My family cosleeps. The first five weeks of Kitty's life I slept on our couch in the living room with her on my chest. Well, mostly she slept and I spent my nights staring at her and watching every little breath she took. That time seems like such a blur now. I remember several episodes of The Golden Girls and a late night viewing of South Pacific all while breathing in and out with my new perfect baby. 

At around six weeks I moved back into our king sized bed and I took Kitty with me. I was nervous about this, I never planned on cosleeping, we had purchased a very lovely, very fancy bassinet and I fully intended to use it.

Once we moved into the bed our nights became even easier. Kitty wouldn't even wake up enough to cry, I would feel her nudge me when she needed to nurse and all I had to do was pop a boob into her mouth and we both drifted back off to sleep. Up until about a month ago she would sleep in the crook of my arm, I didn't move, roll or change my position in my sleep. I would wake up in the same position that I had fallen asleep in, Kitty nestled near me, always on her back. I took care to tuck the sheet in at the bottom of our bed so that it couldn't creep any further up than my waist so that she wouldn't become tangled in it. I bought a special room thermometer to keep her at the right temperature and we also bought a room fan to keep the air circulating and cool. I kept only one pillow on the bed and made sure it was far from her head. 

One night, I attempted to put Kitty in her bassinet. After about one minute I began to feel panicked, I couldn't see her, I couldn't feel her breathe, it felt wrong. I almost immediately picked her up and snuggled in with her for the night.

I do not care how other parents or their children sleep. It in no way affects me or my family. I don't believe that cosleeping is the best way or that I am in any way a better parent for cosleeping. I just know that it works for us. Kitty nearly always sleeps at least 9 hours a night and is down to about 1 nursing session in the middle. 

Having her in our bed does not bother us. For some reason though, it seems to bother other people. The look on peoples faces when I tell them that she has never slept on her own is a mix of pity and horror. I often hear that I "will never be able to get her out of my bed" or "don't I want her to sleep on her own?" I feel judged. I feel judged in a lot of the things I chose to do while raising my daughter, but that is for another time. What I want to say when people say these things is, "She is not in your bed, so don't worry about it." I think the biggest misconception is that I must feel trapped with her in my bed, on the contrary, I will miss it when she is in her own. At night she has already begun nursing, then unlatching and turning away from me. She doesn't even need me to snuggle her all night, I have full faith that when she is ready for her own bed, she will be perfectly content there.

The concept of "sleep training" is bizarre to me. I don't see my child as a being who needs to be trained, I instead want to encourage her in her decisions and guide her as she grows. I feel that parents who have "sleep trained" consider themselves superior in some way, because they have detached their child from their bed, because they are "strong enough" to let their baby cry, they are better than me. Cosleeping or "sleep training" does not make you a better parent, it doesn't make you a better person, it simply means we chose to parent differently. Everyone is my family is happy, everyone is healthy and I respect other parents means to come to this in their own way. So I would appreciate it if my way were respected as well.

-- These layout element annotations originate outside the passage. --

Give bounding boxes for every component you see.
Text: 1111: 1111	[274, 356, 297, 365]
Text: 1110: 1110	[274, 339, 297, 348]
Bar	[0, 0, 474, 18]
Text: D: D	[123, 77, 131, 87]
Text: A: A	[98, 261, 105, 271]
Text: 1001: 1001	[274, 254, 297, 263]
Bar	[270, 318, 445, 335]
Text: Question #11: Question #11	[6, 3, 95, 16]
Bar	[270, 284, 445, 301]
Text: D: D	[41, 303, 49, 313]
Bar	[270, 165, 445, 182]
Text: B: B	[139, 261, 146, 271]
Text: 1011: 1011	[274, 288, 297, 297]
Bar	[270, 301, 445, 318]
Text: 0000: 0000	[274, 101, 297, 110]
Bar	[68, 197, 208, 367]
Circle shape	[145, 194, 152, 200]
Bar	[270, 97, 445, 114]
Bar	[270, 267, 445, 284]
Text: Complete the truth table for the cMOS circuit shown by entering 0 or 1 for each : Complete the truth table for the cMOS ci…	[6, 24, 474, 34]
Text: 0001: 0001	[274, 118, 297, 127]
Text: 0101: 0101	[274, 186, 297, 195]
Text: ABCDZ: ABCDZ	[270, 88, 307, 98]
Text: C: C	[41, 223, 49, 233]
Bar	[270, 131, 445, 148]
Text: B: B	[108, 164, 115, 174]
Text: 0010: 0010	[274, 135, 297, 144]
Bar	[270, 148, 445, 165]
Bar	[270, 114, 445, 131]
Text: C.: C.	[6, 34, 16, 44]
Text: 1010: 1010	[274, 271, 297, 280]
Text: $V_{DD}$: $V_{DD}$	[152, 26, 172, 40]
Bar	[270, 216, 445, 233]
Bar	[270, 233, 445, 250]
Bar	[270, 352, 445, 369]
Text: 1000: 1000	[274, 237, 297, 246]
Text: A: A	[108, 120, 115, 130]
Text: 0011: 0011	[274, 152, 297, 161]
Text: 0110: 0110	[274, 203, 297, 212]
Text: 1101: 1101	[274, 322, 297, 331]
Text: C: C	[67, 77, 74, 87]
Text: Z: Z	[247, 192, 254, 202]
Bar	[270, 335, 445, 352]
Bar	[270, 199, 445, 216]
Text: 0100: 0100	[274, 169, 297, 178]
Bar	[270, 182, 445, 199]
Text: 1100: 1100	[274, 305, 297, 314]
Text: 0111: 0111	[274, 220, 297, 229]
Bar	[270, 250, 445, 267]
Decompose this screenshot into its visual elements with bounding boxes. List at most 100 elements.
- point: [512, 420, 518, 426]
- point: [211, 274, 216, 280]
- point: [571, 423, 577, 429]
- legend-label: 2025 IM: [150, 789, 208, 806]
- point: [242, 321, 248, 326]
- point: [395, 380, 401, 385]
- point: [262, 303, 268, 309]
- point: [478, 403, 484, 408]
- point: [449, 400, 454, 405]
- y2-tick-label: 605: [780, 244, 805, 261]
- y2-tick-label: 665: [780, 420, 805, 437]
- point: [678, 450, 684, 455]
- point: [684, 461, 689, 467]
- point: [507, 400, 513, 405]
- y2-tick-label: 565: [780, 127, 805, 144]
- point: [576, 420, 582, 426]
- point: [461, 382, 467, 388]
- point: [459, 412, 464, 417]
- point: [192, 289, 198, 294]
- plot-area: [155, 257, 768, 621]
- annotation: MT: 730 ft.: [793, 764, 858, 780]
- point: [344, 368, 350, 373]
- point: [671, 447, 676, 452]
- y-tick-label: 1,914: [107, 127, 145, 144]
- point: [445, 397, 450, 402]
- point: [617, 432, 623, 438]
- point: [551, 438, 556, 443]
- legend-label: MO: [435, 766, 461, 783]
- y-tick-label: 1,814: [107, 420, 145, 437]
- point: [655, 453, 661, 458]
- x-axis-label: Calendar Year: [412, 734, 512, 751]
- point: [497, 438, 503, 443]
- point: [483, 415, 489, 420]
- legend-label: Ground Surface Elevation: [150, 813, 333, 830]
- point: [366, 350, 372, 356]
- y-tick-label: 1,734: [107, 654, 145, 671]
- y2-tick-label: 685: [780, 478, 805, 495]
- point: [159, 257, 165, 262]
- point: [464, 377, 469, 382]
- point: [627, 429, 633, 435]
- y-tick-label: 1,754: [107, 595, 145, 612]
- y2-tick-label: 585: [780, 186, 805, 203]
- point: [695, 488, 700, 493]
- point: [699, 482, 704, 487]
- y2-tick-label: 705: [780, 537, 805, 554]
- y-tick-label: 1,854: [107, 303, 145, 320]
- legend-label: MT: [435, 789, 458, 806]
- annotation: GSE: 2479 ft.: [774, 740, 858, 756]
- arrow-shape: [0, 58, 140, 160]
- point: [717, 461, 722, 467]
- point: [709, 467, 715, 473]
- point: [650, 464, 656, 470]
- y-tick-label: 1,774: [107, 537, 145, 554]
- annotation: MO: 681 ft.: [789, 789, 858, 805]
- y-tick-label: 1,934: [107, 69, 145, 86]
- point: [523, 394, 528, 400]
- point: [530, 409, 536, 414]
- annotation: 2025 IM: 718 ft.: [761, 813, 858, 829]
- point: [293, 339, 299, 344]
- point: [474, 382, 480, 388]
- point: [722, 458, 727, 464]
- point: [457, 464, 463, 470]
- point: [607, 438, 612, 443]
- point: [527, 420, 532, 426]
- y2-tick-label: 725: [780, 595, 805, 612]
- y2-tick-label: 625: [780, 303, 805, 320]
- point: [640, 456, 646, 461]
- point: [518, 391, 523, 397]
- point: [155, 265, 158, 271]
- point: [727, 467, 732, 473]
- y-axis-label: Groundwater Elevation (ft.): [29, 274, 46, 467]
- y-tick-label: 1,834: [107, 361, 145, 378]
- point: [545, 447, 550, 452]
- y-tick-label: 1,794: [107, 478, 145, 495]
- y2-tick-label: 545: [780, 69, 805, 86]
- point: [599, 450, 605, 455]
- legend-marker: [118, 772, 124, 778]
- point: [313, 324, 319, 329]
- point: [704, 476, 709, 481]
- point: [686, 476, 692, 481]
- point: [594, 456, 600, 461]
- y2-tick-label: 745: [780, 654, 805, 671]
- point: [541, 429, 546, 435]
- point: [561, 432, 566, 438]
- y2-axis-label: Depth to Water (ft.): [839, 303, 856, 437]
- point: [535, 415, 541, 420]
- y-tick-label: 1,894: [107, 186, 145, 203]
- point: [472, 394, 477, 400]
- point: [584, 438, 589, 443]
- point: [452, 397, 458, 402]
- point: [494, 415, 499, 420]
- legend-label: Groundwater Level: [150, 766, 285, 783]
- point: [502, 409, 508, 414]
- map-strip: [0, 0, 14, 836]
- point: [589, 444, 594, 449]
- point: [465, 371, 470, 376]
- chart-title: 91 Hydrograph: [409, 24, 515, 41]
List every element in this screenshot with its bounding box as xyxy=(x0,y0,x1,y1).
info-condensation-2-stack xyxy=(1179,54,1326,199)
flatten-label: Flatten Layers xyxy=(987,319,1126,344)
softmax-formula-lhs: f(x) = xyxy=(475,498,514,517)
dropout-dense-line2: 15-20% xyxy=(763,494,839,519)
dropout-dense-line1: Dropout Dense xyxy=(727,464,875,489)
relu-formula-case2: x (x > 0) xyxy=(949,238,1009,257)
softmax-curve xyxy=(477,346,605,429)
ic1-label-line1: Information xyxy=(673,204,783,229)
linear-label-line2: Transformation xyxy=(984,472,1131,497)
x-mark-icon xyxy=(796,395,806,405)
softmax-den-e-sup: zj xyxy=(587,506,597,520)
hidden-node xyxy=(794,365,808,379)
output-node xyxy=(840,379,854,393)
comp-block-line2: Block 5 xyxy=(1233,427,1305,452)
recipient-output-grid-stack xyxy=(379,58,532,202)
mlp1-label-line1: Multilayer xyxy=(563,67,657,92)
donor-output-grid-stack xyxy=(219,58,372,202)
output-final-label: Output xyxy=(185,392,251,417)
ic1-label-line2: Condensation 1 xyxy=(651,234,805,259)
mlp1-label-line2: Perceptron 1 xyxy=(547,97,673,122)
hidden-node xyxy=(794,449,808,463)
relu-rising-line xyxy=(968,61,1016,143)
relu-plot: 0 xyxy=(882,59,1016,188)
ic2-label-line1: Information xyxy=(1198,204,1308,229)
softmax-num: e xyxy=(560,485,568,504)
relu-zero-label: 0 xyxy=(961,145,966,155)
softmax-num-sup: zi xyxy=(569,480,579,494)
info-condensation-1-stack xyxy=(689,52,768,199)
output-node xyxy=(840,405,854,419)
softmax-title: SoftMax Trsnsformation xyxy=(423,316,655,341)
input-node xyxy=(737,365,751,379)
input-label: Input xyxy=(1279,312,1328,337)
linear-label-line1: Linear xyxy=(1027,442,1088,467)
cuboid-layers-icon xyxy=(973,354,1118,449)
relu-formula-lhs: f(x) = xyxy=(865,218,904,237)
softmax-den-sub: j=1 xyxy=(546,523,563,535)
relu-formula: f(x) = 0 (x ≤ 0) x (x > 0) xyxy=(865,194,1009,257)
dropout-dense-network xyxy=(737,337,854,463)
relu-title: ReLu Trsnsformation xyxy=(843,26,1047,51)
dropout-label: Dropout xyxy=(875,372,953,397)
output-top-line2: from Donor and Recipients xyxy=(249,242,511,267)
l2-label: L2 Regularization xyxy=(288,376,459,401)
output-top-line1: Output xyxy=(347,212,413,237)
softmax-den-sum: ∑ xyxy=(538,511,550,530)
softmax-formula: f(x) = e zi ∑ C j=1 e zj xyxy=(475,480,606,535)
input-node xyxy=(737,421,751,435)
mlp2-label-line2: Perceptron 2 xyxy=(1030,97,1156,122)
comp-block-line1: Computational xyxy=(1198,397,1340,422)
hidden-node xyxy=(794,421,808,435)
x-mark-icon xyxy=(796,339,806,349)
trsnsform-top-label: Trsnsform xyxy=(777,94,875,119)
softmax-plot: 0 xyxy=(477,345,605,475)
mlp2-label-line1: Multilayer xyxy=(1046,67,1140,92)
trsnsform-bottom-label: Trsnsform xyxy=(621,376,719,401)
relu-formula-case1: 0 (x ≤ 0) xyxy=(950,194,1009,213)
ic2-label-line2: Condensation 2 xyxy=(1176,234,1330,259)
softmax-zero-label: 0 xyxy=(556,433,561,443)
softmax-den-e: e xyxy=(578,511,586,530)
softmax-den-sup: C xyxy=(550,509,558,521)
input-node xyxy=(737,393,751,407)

I have no issue being there for my daughter when she wakes, I have no issue with cuddling her all night long and falling asleep while I breathe in the sweet smell of her hair, her milky breath. I know this time will not last forever. Someday she won't want to snuggle with me, someday she will probably slam a door in my face and tell me she hates me. I do not need a shocked look, I do not need your pity that I share my bed, that I fall asleep next to the two people I love most on this earth. For now I want to hold my daughter while she dreams and I want to wake up to her sweet delighted smile. If that means that she takes longer to transition to sleeping on her own, well, we'll cross that bridge when we come to it, just like everything else we have done since becoming a family.